RbP
Leeftijd: 52 Geslacht:  Sterrenbeeld: 
Berichten: 29
|
Geplaatst: vr 19 okt 2012 17:49 Onderwerp: Art. 4:82, Awb in relatie tot Wob |
|
|
Een Wob-verzoek wordt afgewezen met als enige "motivatie" dat de gevraagde informatie niet is aangetroffen.
In de bezwaarprocedure toont eiser aan dat (tenminste een deel van) de gevraagde documenten bestaat, onder andere door het noemen van concrete documenten (inclusief documentnummers), en door aan te tonen dat het zeer onwaarschijnlijk is dat geen enkele exemplaar binnen het bestuursorgaan aanwezig zouden moeten zijn.
Tijdens de hoorzitting in de bezwaarprocedure blijkt dat het bestuursorgaan niet zozeer naar documenten heeft gezocht, maar zich in zijn besluit heeft gebaseerd op een beleidsregel waaruit blijkt dat de gevraagde documenten niet zouden kunnen bestaan.
Zowel het bestuursorgaan als eiser weten dat de totstandkoming van de beleidsregel onzorgvuldig is geweest.

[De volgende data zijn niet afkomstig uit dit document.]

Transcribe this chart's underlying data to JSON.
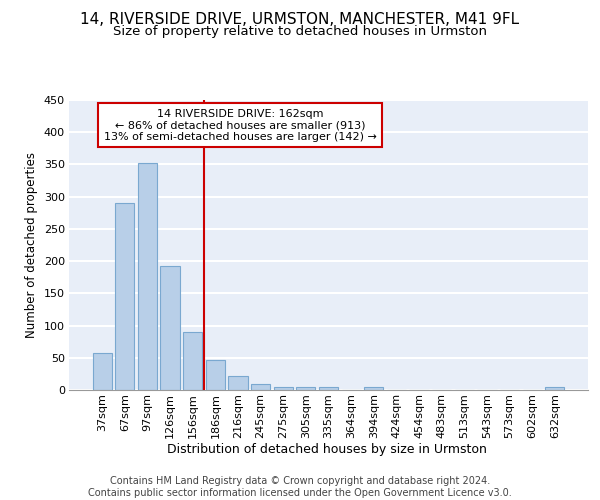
{
  "title1": "14, RIVERSIDE DRIVE, URMSTON, MANCHESTER, M41 9FL",
  "title2": "Size of property relative to detached houses in Urmston",
  "xlabel": "Distribution of detached houses by size in Urmston",
  "ylabel": "Number of detached properties",
  "categories": [
    "37sqm",
    "67sqm",
    "97sqm",
    "126sqm",
    "156sqm",
    "186sqm",
    "216sqm",
    "245sqm",
    "275sqm",
    "305sqm",
    "335sqm",
    "364sqm",
    "394sqm",
    "424sqm",
    "454sqm",
    "483sqm",
    "513sqm",
    "543sqm",
    "573sqm",
    "602sqm",
    "632sqm"
  ],
  "values": [
    57,
    290,
    353,
    192,
    90,
    46,
    22,
    10,
    5,
    5,
    5,
    0,
    5,
    0,
    0,
    0,
    0,
    0,
    0,
    0,
    5
  ],
  "bar_color": "#b8cfe8",
  "bar_edge_color": "#7aa8d0",
  "vline_color": "#cc0000",
  "box_color": "#cc0000",
  "marker_label": "14 RIVERSIDE DRIVE: 162sqm",
  "annotation_line1": "← 86% of detached houses are smaller (913)",
  "annotation_line2": "13% of semi-detached houses are larger (142) →",
  "ylim": [
    0,
    450
  ],
  "yticks": [
    0,
    50,
    100,
    150,
    200,
    250,
    300,
    350,
    400,
    450
  ],
  "bg_color": "#e8eef8",
  "grid_color": "#ffffff",
  "title1_fontsize": 11,
  "title2_fontsize": 9.5,
  "xlabel_fontsize": 9,
  "ylabel_fontsize": 8.5,
  "tick_fontsize": 8,
  "annot_fontsize": 8,
  "footnote_fontsize": 7,
  "footnote": "Contains HM Land Registry data © Crown copyright and database right 2024.\nContains public sector information licensed under the Open Government Licence v3.0."
}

Echter, erkennen dat de gevraagde documenten wel bestaan betekent toegeven dat het bestuursorgaan fouten heeft gemaakt.
In het besluit op bezwaar gaat het bestuursorgaan dan ook niet in op het aangetoonde bestaan van documenten, maar houdt, met een beroep op art. 4:82, Awb, vast aan zijn verwijzing naar de beleidsregel waaruit blijkt dat de gevraagde documenten niet zouden kunnen bestaan.
Ingevolge vaste rechtspraak is het, wanneer een bestuursorgaan stelt dat na onderzoek is gebleken dat een bepaald document niet of niet meer bij hem berust en een dergelijke mededeling niet ongeloofwaardig voorkomt, in beginsel aan degene die om informatie verzoekt om aannemelijk te maken dat een bepaald document toch bij dat bestuursorgaan berust.
Ingevolge artikel 4:82, Awb kan een bestuursorgaan ter motivering van een besluit verwijzen naar een vaste gedragslijn voorzover deze is neergelegd in een beleidsregel.
Eiser gaat in beroep en verstrekt daarbij tevens een kopie van een document waarut blijkt dat de gevraagde documenten wel bestaan.
De rechter oordeelt, dat het bestuursorgaan uit mag gaan van de beleidsregel en op basis daarvan mag concluderen dat er geen documenten aanwezig zijn. Ondanks het concreet noemen van documenten stelt de rechtbank dat eiser niet aannemelijk heeft gemaakt dat onder verweerder wel documenten met de gevraagde informatie berusten.
Is hier sprake van een juridische dwaling of heeft de rechter wel gelijk?